Mouloud Hedir: le dialogue sur l’investissement avec les Européens aurait dû être plus  »musclé »

La réévaluation de l’accord d’association entre l’Algérie et l’Union européenne (UE) n’a pas été à la hauteur des attentes de la partie algérienne, a estimé lundi, sur Radio M, Mouloud Hedir, économiste et spécialiste du commerce international.

 

 

D’après lui, le conseil des ministres, tenu le 6 octobre 2015, qui a abordé la question de la renégociation des accords d’association avec l’UE attendait certainement plus que le résultat obtenu.

 « A ma connaissance, le dialogue engagé avec la partie européenne pour réévaluer l’accord d’association a touché à sa fin sans qu’aucun résultat consistant ne soit obtenu par l’Algérie. Je regarde les choses telles qu’elles sont, il n’y a strictement rien eu sur le plan économique. Nous n’avons absolument rien vu alors que la réévaluation de l’accord est terminée », a déploré l’économiste.
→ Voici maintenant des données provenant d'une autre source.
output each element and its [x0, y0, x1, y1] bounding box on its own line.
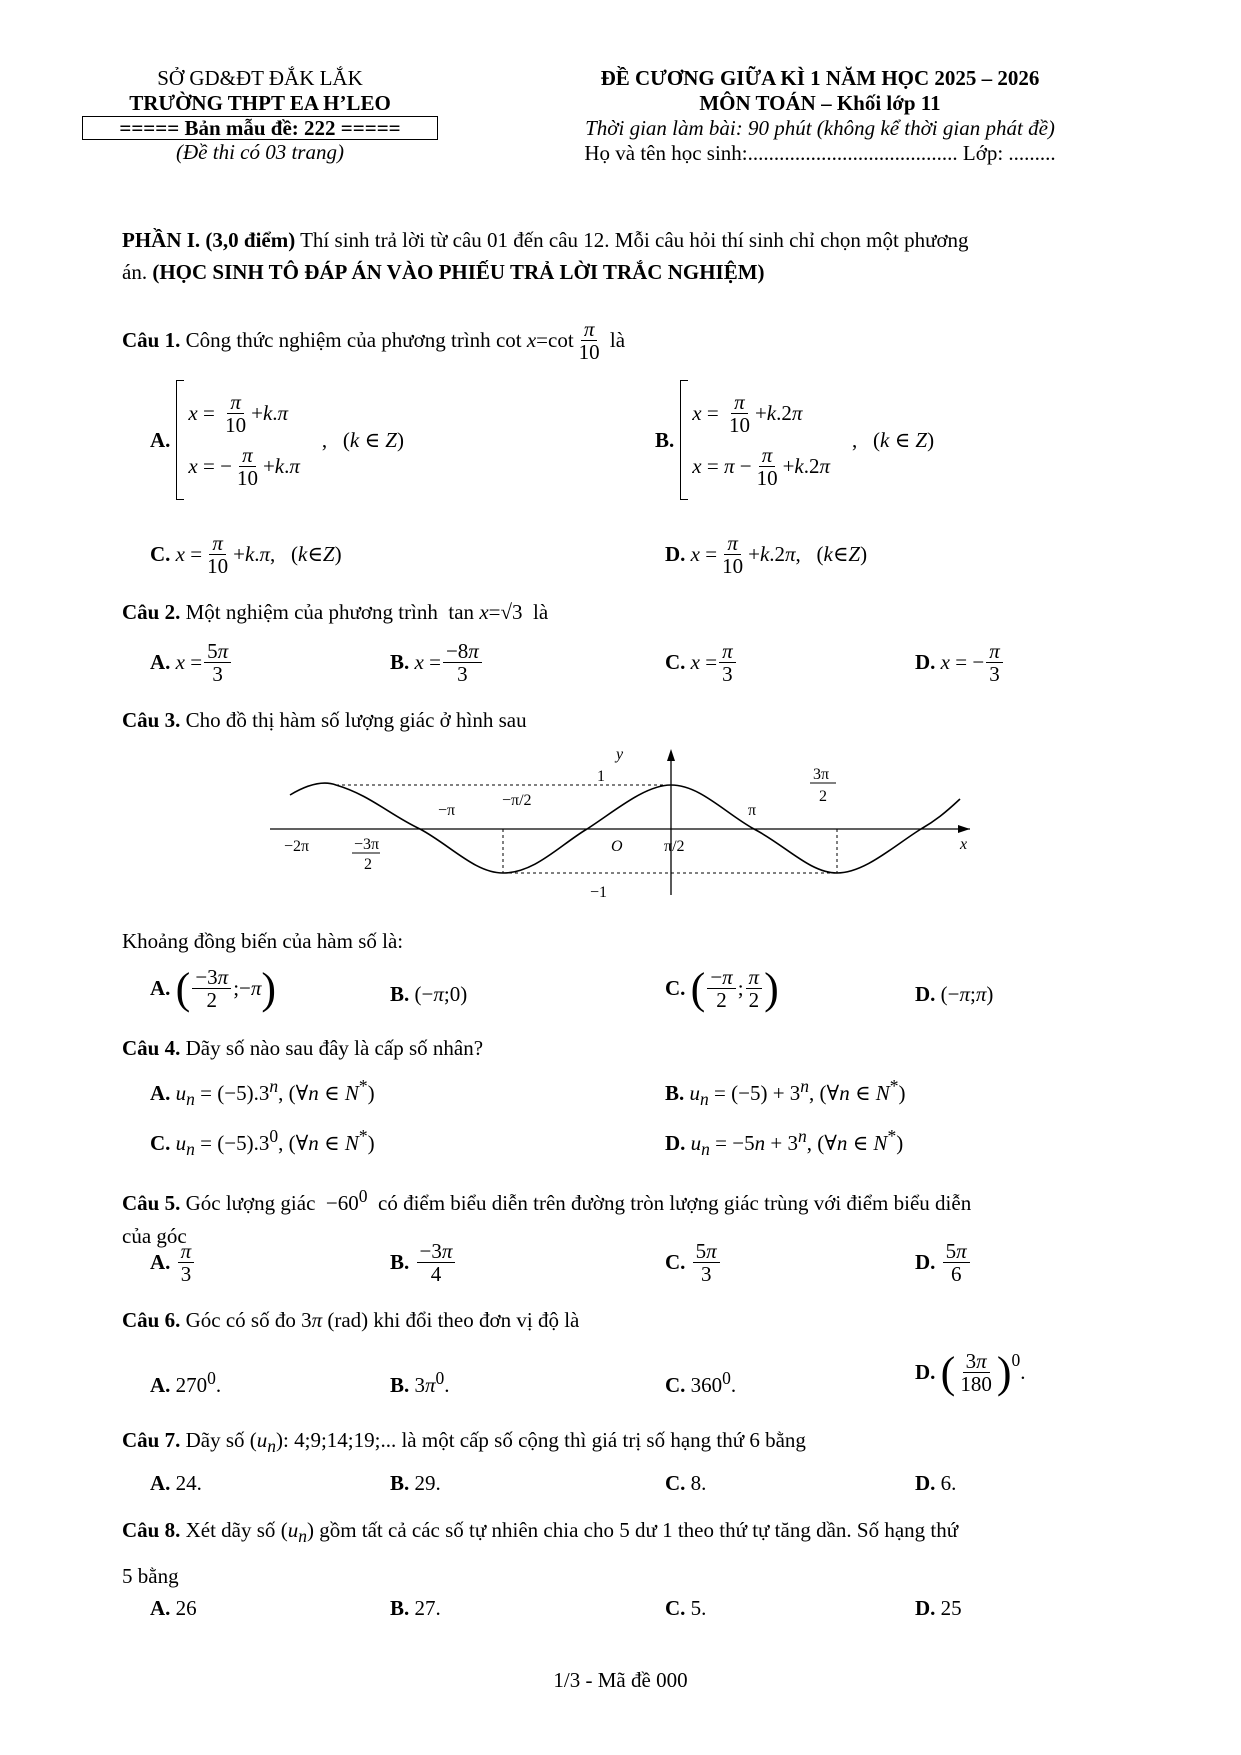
q2-text: Một nghiệm của phương trình — [185, 600, 438, 624]
exam-title: ĐỀ CƯƠNG GIỮA KÌ 1 NĂM HỌC 2025 – 2026 — [600, 66, 1040, 90]
q3-subtext: Khoảng đồng biến của hàm số là: — [122, 929, 404, 953]
q1-option-d[interactable]: D. x = $\frac{\pi}{10}$ + k .2 π , ( k ∈ Z ) — [665, 531, 868, 579]
option-letter: C. — [150, 1131, 171, 1155]
y-axis-arrow — [667, 749, 675, 761]
q3-option-b[interactable]: B. (− π ;0) — [390, 982, 468, 1006]
question-1: Câu 1. Công thức nghiệm của phương trình cot x=cot $\frac{\pi}{10}$ là — [122, 317, 626, 365]
option-text: 6. — [940, 1471, 957, 1495]
option-letter: B. — [390, 1250, 410, 1275]
q7-option-a[interactable] — [150, 1471, 202, 1496]
label-one: 1 — [597, 768, 605, 785]
subject: MÔN TOÁN – Khối lớp 11 — [699, 91, 941, 115]
label-origin: O — [611, 838, 623, 855]
school-name: TRƯỜNG THPT EA H’LEO — [129, 91, 391, 115]
q5-label: Câu 5. — [122, 1191, 181, 1215]
q5-text: Góc lượng giác — [180, 1191, 316, 1215]
option-letter: D. — [915, 650, 936, 675]
option-letter: C. — [150, 542, 171, 567]
part-instructions-2: án. — [122, 260, 153, 284]
label-m2pi: −2π — [284, 838, 310, 855]
q2-option-d[interactable]: D. x = − $\frac{\pi}{3}$ — [915, 640, 1005, 685]
q2-label: Câu 2. — [122, 600, 181, 624]
q5-text-tail: có điểm biểu diễn trên đường tròn lượng giác trùng với điểm biểu diễn — [378, 1191, 972, 1215]
part-title: PHẦN I. (3,0 điểm) — [122, 228, 296, 252]
q1-option-b[interactable]: B. x = $\frac{\pi}{10}$ + k .2 π x = π − $\frac{\pi}{10}$ + k .2 π , (k ∈ Z) — [655, 380, 934, 500]
option-letter: A. — [150, 1250, 171, 1275]
option-letter: D. — [665, 1131, 686, 1155]
option-letter: B. — [390, 982, 410, 1006]
q6-label: Câu 6. — [122, 1308, 181, 1332]
q4-option-b[interactable]: B. $u_n = (-5) + 3^n$, (∀n ∈ N*) — [665, 1076, 906, 1110]
q8-text-mid: gồm tất cả các số tự nhiên chia cho 5 dư 1 theo thứ tự tăng dần. Số hạng thứ — [319, 1518, 959, 1542]
q7-text: Dãy số — [185, 1428, 245, 1452]
question-3 — [122, 708, 527, 733]
cosine-curve — [290, 783, 960, 873]
option-letter: C. — [665, 1250, 686, 1275]
q2-option-b[interactable]: B. x = $\frac{-8\pi}{3}$ — [390, 640, 484, 685]
x-axis-arrow — [958, 825, 970, 833]
q1-tail: là — [609, 328, 626, 353]
label-minus-one: −1 — [590, 884, 608, 901]
q8-option-d[interactable] — [915, 1596, 962, 1621]
q7-option-b[interactable] — [390, 1471, 441, 1496]
q1-label: Câu 1. — [122, 328, 181, 353]
page-footer: 1/3 - Mã đề 000 — [553, 1668, 688, 1692]
student-line: Họ và tên học sinh:........................................ Lớp: ......... — [584, 141, 1056, 165]
part-note: (HỌC SINH TÔ ĐÁP ÁN VÀO PHIẾU TRẢ LỜI TRẮC NGHIỆM) — [152, 260, 765, 284]
option-letter: B. — [665, 1081, 685, 1105]
q1-option-c[interactable]: C. x = $\frac{\pi}{10}$ + k . π , ( k ∈ Z ) — [150, 531, 342, 579]
q4-option-d[interactable]: D. $u_n = -5n + 3^n$, (∀n ∈ N*) — [665, 1126, 904, 1160]
option-letter: C. — [665, 1373, 686, 1397]
option-letter: D. — [915, 1250, 936, 1275]
q8-text: Xét dãy số — [185, 1518, 276, 1542]
trig-graph — [260, 745, 980, 905]
q2-option-a[interactable]: A. x = $\frac{5\pi}{3}$ — [150, 640, 233, 685]
option-text: 27. — [414, 1596, 441, 1620]
option-letter: D. — [915, 1360, 936, 1385]
option-letter: C. — [665, 1596, 686, 1620]
option-letter: B. — [390, 650, 410, 675]
option-letter: B. — [390, 1596, 410, 1620]
time-note: Thời gian làm bài: 90 phút (không kể thời gian phát đề) — [585, 116, 1055, 140]
option-letter: A. — [150, 1081, 171, 1105]
option-letter: A. — [150, 1373, 171, 1397]
q7-label: Câu 7. — [122, 1428, 181, 1452]
q4-text: Dãy số nào sau đây là cấp số nhân? — [185, 1036, 484, 1060]
option-letter: D. — [915, 982, 936, 1006]
option-text: 26 — [175, 1596, 197, 1620]
question-5: Câu 5. Góc lượng giác $-60^0$ có điểm biểu diễn trên đường tròn lượng giác trùng với điểm biểu diễn của góc — [122, 1180, 1142, 1253]
option-letter: A. — [150, 1471, 171, 1495]
option-letter: C. — [665, 976, 686, 1001]
q1-option-a[interactable]: A. x = $\frac{\pi}{10}$ + k . π x = − $\frac{\pi}{10}$ + k . π , (k ∈ Z) — [150, 380, 404, 500]
q8-label: Câu 8. — [122, 1518, 181, 1542]
q5-option-b[interactable]: B. $\frac{-3\pi}{4}$ — [390, 1240, 457, 1285]
q8-option-c[interactable] — [665, 1596, 706, 1621]
q6-tail: (rad) khi đổi theo đơn vị độ là — [327, 1308, 580, 1332]
option-letter: C. — [665, 1471, 686, 1495]
q6-option-a[interactable]: A. $270^0$. — [150, 1368, 222, 1397]
q5-option-d[interactable]: D. $\frac{5\pi}{6}$ — [915, 1240, 972, 1285]
option-text: 25 — [940, 1596, 962, 1620]
option-letter: B. — [655, 427, 675, 452]
label-p3pi-num: 3π — [813, 766, 830, 783]
q2-option-c[interactable]: C. x = $\frac{\pi}{3}$ — [665, 640, 738, 685]
option-letter: C. — [665, 650, 686, 675]
option-text: 8. — [690, 1471, 707, 1495]
q4-label: Câu 4. — [122, 1036, 181, 1060]
option-text: 24. — [175, 1471, 202, 1495]
pages-note: (Đề thi có 03 trang) — [176, 140, 344, 164]
label-m3pi-num: −3π — [354, 836, 380, 853]
q3-option-d[interactable]: D. (− π ; π ) — [915, 982, 994, 1006]
question-6: Câu 6. Góc có số đo 3π (rad) khi đổi theo đơn vị độ là — [122, 1308, 580, 1332]
label-y: y — [616, 746, 624, 763]
label-mpi: −π — [438, 802, 456, 819]
q7-text-mid: : 4;9;14;19;... là một cấp số cộng thì giá trị số hạng thứ 6 bằng — [283, 1428, 806, 1452]
q6-option-b[interactable]: B. $3\pi^0$. — [390, 1368, 450, 1397]
q2-tail: là — [533, 600, 549, 624]
q6-option-d[interactable]: D. ( $\frac{3\pi}{180}$ ) $^0$ . — [915, 1347, 1026, 1397]
q8-option-a[interactable] — [150, 1596, 197, 1621]
option-letter: D. — [915, 1596, 936, 1620]
label-mpi2: −π/2 — [502, 792, 532, 809]
option-text: 5. — [690, 1596, 707, 1620]
q5-option-c[interactable]: C. $\frac{5\pi}{3}$ — [665, 1240, 722, 1285]
label-m3pi-den: 2 — [364, 856, 372, 873]
label-x: x — [960, 836, 968, 853]
option-letter: A. — [150, 427, 171, 452]
department: SỞ GD&ĐT ĐẮK LẮK — [157, 66, 363, 90]
q8-text-2: 5 bằng — [122, 1564, 179, 1589]
q7-option-d[interactable] — [915, 1471, 956, 1496]
question-2: Câu 2. Một nghiệm của phương trình tan x=√3 là — [122, 600, 549, 624]
option-text: 29. — [414, 1471, 441, 1495]
label-p3pi-den: 2 — [819, 788, 827, 805]
option-letter: A. — [150, 650, 171, 675]
exam-code-box: ===== Bản mẫu đề: 222 ===== — [82, 116, 438, 140]
q7-option-c[interactable] — [665, 1471, 706, 1496]
option-letter: B. — [390, 1471, 410, 1495]
q5-text-2: của góc — [122, 1224, 187, 1248]
option-letter: B. — [390, 1373, 410, 1397]
q8-option-b[interactable] — [390, 1596, 441, 1621]
q4-option-a[interactable]: A. $u_n = (-5).3^n$, (∀n ∈ N*) — [150, 1076, 375, 1110]
q4-option-c[interactable]: C. $u_n = (-5).3^0$, (∀n ∈ N*) — [150, 1126, 375, 1160]
q5-option-a[interactable]: A. $\frac{\pi}{3}$ — [150, 1240, 196, 1285]
question-7: Câu 7. Dãy số $(u_n)$: 4;9;14;19;... là một cấp số cộng thì giá trị số hạng thứ 6 bằng — [122, 1428, 806, 1457]
option-letter: D. — [915, 1471, 936, 1495]
question-8: Câu 8. Xét dãy số $(u_n)$ gồm tất cả các số tự nhiên chia cho 5 dư 1 theo thứ tự tăng dần. Số hạng thứ 5 bằng — [122, 1510, 1142, 1596]
q3-option-c[interactable]: C. ( $\frac{-\pi}{2}$ ; $\frac{\pi}{2}$ ) — [665, 963, 779, 1013]
option-letter: A. — [150, 976, 171, 1001]
option-letter: A. — [150, 1596, 171, 1620]
q6-option-c[interactable]: C. $360^0$. — [665, 1368, 737, 1397]
q1-text: Công thức nghiệm của phương trình — [185, 328, 491, 353]
q6-text: Góc có số đo — [185, 1308, 296, 1332]
q3-label: Câu 3. — [122, 708, 181, 732]
part-instructions: Thí sinh trả lời từ câu 01 đến câu 12. Mỗi câu hỏi thí sinh chỉ chọn một phương — [295, 228, 969, 252]
question-4 — [122, 1036, 483, 1061]
option-letter: D. — [665, 542, 686, 567]
label-pi2: π/2 — [664, 838, 685, 855]
q3-text: Cho đồ thị hàm số lượng giác ở hình sau — [185, 708, 527, 732]
label-pi: π — [748, 802, 757, 819]
q3-option-a[interactable]: A. ( $\frac{-3\pi}{2}$ ;− π ) — [150, 963, 277, 1013]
Il a relevé en outre que « la partie européenne reproche même à l’Algérie de ne pas appliquer comme il se doit l’accord d’association ».

 

Anormal de signer l’accord d’association et imposer la règle du 51/49

Mouloud Hedir estime que l’Algérie a sa part de responsabilité dans le déséquilibre constaté en matière d’application de l’accord d’association. « Il n’est pas normal que l’on signe un accord d’association et que l’on prenne des mesures restrictives sur les investissements dans le pays », dira-t-il évoquant l’exemple de la règle 51/49.

Selon lui, l’Algérie aurait dû mieux négocier avec la partie européenne et le dialogue sur l’investissement avec les Européens aurait dû être plus « musclé ».  Les Algériens auraient dû mettre sur la table des négociations le lancement de grands projets avec l’UE. Des projets relatifs à des secteurs stratégiques tels que les télécommunications ou les énergies renouvelables.

 « Ce genre de grands projets auraient pu compenser le déséquilibre constaté au niveau de l’accord d’association » a assuré l’économiste. A ces yeux, l’accord d’association permet à l’Algérie d’être plus exigeante avec les Européens qu’avec ses autres partenaires.